Published: 15th April 2019
Location: Porlock Weir, Somerset and Woolacombe beach, Devon
A recent family holiday brought me to venture back into the world of seascape photography. I visited the small village of Porlock in Somerset and enjoyed a quick morning session around a very confined area of Porlock Weir. My old friends, rain and wind, joined me intermittently and did their best to gate crash the party. I was not beaten however and used the large wooden sea defence to shield me and come away with some good audio for my accompanying video.
I kept things to a minimum with the photography, firstly choosing a large wooden groyne that was running into the sea. It was still high tide which helped with the composition, creating some nice negative space around the main feature that meandered into the frame. Hurleston point made for a balancing feature to the overall look of the photograph. I wanted to try a long exposure to smooth out the water but my old friends, stubborn as they were, joined the party and made it difficult for me.
I stayed for around an hour, working a small space and composed using the wooden sea defences and their lines. I wanted to also attempt some close up shots of the varying patterns of the pebbles and stones. Karl Mortimer had given me inspiration through his excellent work and proof that looking down is often equally as rewarding as looking up with the camera.
The Mrs had reminded me that I was on a family break through a text and hinted that i should return to the cottage shortly. To be honest I had enjoyed this short session and although I did not find the time to explore the wonderful array of pebble patterns, I was quite pleased with my little adventure. On to another day which would take further West into Devon and it’s wonderful rugged short lines.
Woolacombe beach is a gold mine for photographic opportunities with its natural lead in lines and contours from the rocks. It was still within an hour of high tide and areas of the shore line were quickly revealing itself. There was an interesting weather system present on the horizon and I had to work quick if I was to combine the foreground interest with the background. This was a highly enjoyable time and didn’t involve dipping my carbon tripod into the dreaded sea salt at all but the surface of the coastal rocks were treacherous, not helped by my attire of welling boots, although equipped with some rather good grips.
I managed to capture a couple of portrait orientated shots with the nicely moody clouds on the horizon.

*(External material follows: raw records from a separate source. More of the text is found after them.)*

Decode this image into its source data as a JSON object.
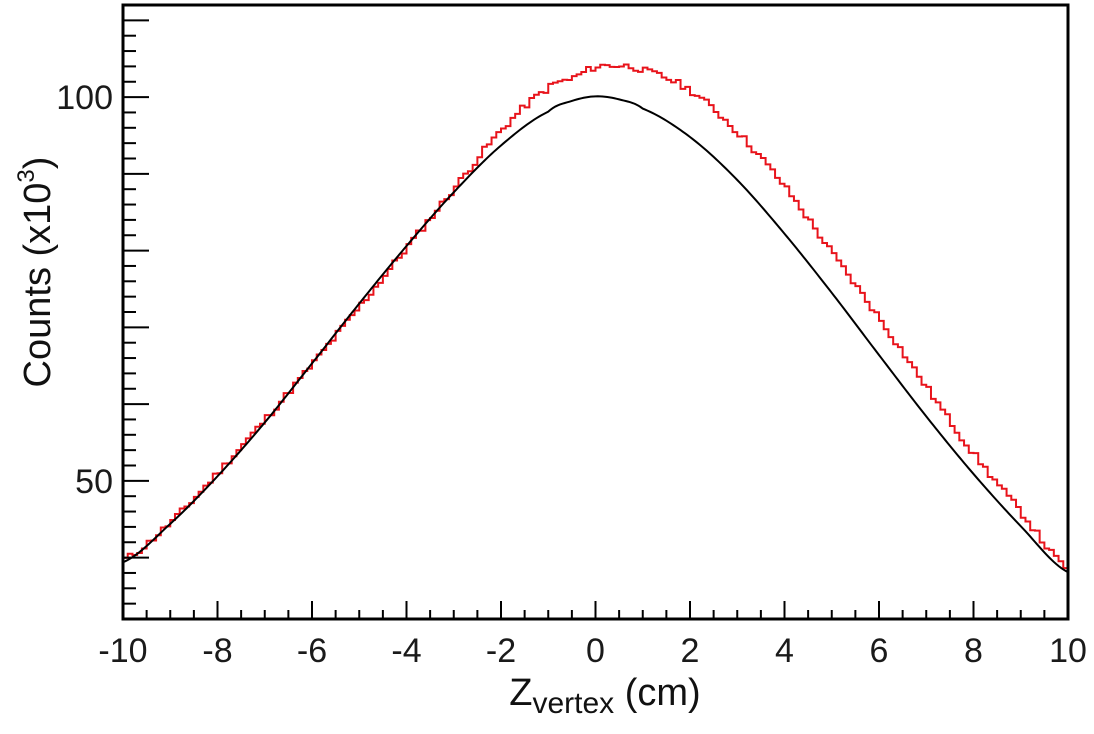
{
  "chart_data": {
    "type": "line",
    "xlabel_main": "Z",
    "xlabel_sub": "vertex",
    "xlabel_unit": " (cm)",
    "ylabel_main": "Counts (x10",
    "ylabel_sup": "3",
    "ylabel_close": ")",
    "xlim": [
      -10,
      10
    ],
    "ylim": [
      32,
      112
    ],
    "x_ticks": [
      -10,
      -8,
      -6,
      -4,
      -2,
      0,
      2,
      4,
      6,
      8,
      10
    ],
    "x_tick_labels": [
      "-10",
      "-8",
      "-6",
      "-4",
      "-2",
      "0",
      "2",
      "4",
      "6",
      "8",
      "10"
    ],
    "y_tick_labels": [
      {
        "value": 50,
        "label": "50"
      },
      {
        "value": 100,
        "label": "100"
      }
    ],
    "y_major_ticks": [
      40,
      50,
      60,
      70,
      80,
      90,
      100,
      110
    ],
    "grid": false,
    "series": [
      {
        "kind": "histogram",
        "color": "#e8131b",
        "x": [
          -10,
          -9,
          -8,
          -7,
          -6,
          -5,
          -4,
          -3,
          -2,
          -1,
          -0.5,
          0,
          0.5,
          1,
          2,
          3,
          4,
          5,
          6,
          7,
          8,
          9,
          10
        ],
        "values": [
          39.7,
          44.5,
          51.0,
          57.9,
          65.1,
          72.6,
          80.3,
          88.0,
          95.6,
          101.1,
          102.4,
          103.9,
          104.1,
          103.5,
          100.9,
          95.5,
          88.4,
          79.8,
          71.3,
          62.3,
          53.6,
          46.0,
          38.6
        ]
      },
      {
        "kind": "fit",
        "color": "#000000",
        "x": [
          -10,
          -9,
          -8,
          -7,
          -6,
          -5,
          -4,
          -3,
          -2,
          -1,
          -0.5,
          0,
          0.5,
          1,
          2,
          3,
          4,
          5,
          6,
          7,
          8,
          9,
          10
        ],
        "values": [
          39.4,
          44.4,
          50.6,
          57.6,
          65.3,
          73.1,
          80.6,
          87.6,
          93.7,
          98.1,
          99.5,
          100.1,
          99.7,
          98.5,
          94.8,
          89.2,
          82.2,
          74.5,
          66.4,
          58.4,
          50.9,
          44.1,
          38.1
        ]
      }
    ]
  }
}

I found it easy to adjust the camera and compose, using the shapes of the foreground. The landscape was changing quickly and more and more rocks were appearing as the tide receded. Luck was on my side that morning with the weather and the landscape but to be honest, the place itself was that good, it made life fairly easy for me. My challenge was to select the best from such a variety of shapes and patterns on offer.
Time was not my friend as I had to remind myself of my responsibilities of a Father and return back to base. Both Porlock but especially Woolacombe had proven what enjoyment could be had from seascape photography. The challenges were time and the importance to adapt to the changing environment. My dislike of sand and sea salt were not presented in either locations thankfully. I was fairly pleased with the result of both morning sessions and they certainly wetted my appetite to further add seascapes to my portfolio. I am within a few hours of the Yorkshire and Northumberland coastline and I will no doubt be hitting the shorelines very shortly.